The nice thing about these snapshots is that you can pretty much translate the results any way you like: blood pressure of 148/88? White-coat syndrome. Glucose reading of 107? Way below a high-risk level (126). Cholesterol at 269? Doesn’t mean a thing, since it’s the ratio of total cholesterol to “good” cholesterol that matters and at 3.2:1, mine is way under the 4.4:1 considered low risk for heart disease. And would you look at that Triglyserides number? Anything under 149 is considered low risk and I’m sitting here at 55, which is slightly lower than my resting heart rate (58), which along with my body-fat percentage (23.0) can only mean that I am, given my age, pretty much a freak of nature.

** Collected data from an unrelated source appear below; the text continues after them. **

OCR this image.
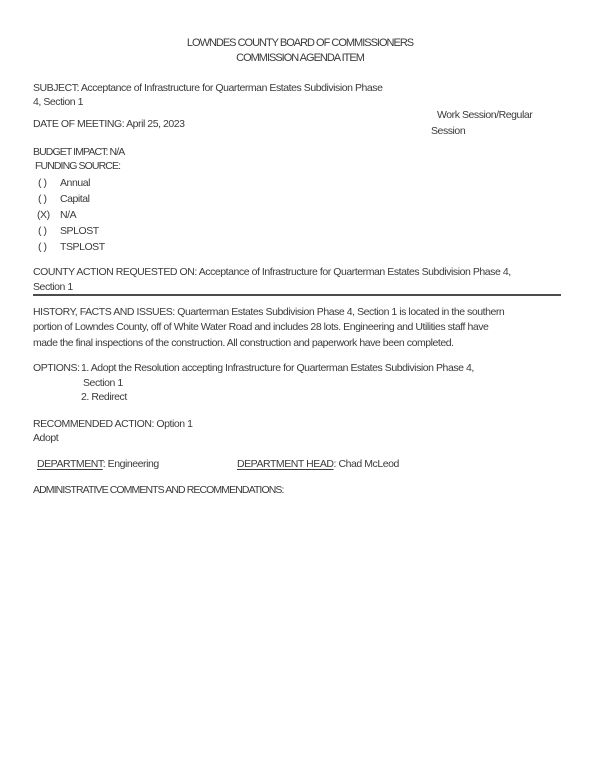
LOWNDES COUNTY BOARD OF COMMISSIONERS
COMMISSION AGENDA ITEM
SUBJECT: Acceptance of Infrastructure for Quarterman Estates Subdivision Phase
4, Section 1
DATE OF MEETING: April 25, 2023
Work Session/Regular
Session
BUDGET IMPACT: N/A
FUNDING SOURCE:
( ) Annual
( ) Capital
(X) N/A
( ) SPLOST
( ) TSPLOST
COUNTY ACTION REQUESTED ON: Acceptance of Infrastructure for Quarterman Estates Subdivision Phase 4,
Section 1
HISTORY, FACTS AND ISSUES: Quarterman Estates Subdivision Phase 4, Section 1 is located in the southern
portion of Lowndes County, off of White Water Road and includes 28 lots. Engineering and Utilities staff have
made the final inspections of the construction. All construction and paperwork have been completed.
OPTIONS: 1. Adopt the Resolution accepting Infrastructure for Quarterman Estates Subdivision Phase 4,
Section 1
2. Redirect
RECOMMENDED ACTION: Option 1
Adopt
DEPARTMENT: Engineering	DEPARTMENT HEAD: Chad McLeod
ADMINISTRATIVE COMMENTS AND RECOMMENDATIONS:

Gotta feel good about that.

The report is always accompanied by a call from a wellness coach, who is ready to help you address any problem areas that may have emerged. They ask you what you tend to eat during a typical day and how much exercise you get, so there is a completely understandable inclination to slightly embellish your description of reality. It’s just human nature; folks want to represent themselves in a positive light. Who’s going to tell a health coach that their favorite meal is a bag of Doritos washed down with a couple of Budweisers?

So, when my coach asked me about a typical day in the life of the plate in front of me, I talked up my yogurt and fruit breakfasts and mostly skipped over those Chipotle lunches and pizza dinners. I described in probably more detail than was necessary my 20-year meditation practice, my morning bodyweight/kettlebell workout, and the daily bicycle commute up that nasty hill on the other side of the river. Oh, and did I mention the weekly yoga class, my basketball league and tennis bouts with a certified USTA player (the formidable Baseline Machine)?

“Sounds like you’re doing an awesome job,” he replied, before I began back-pedaling, admitting that I try to get that morning meditation/workout in at least three times a week, the bike ride is really only about a mile, and I’m lucky if I make it to yoga three times in a month. TBM is actually a USTA player, but her serve is nothing to crow about.

“Awesome,” he reiterated, which for a brief moment made me feel like I should maybe be more forthcoming about my blood pressure and alcohol consumption, but the feeling quickly passed.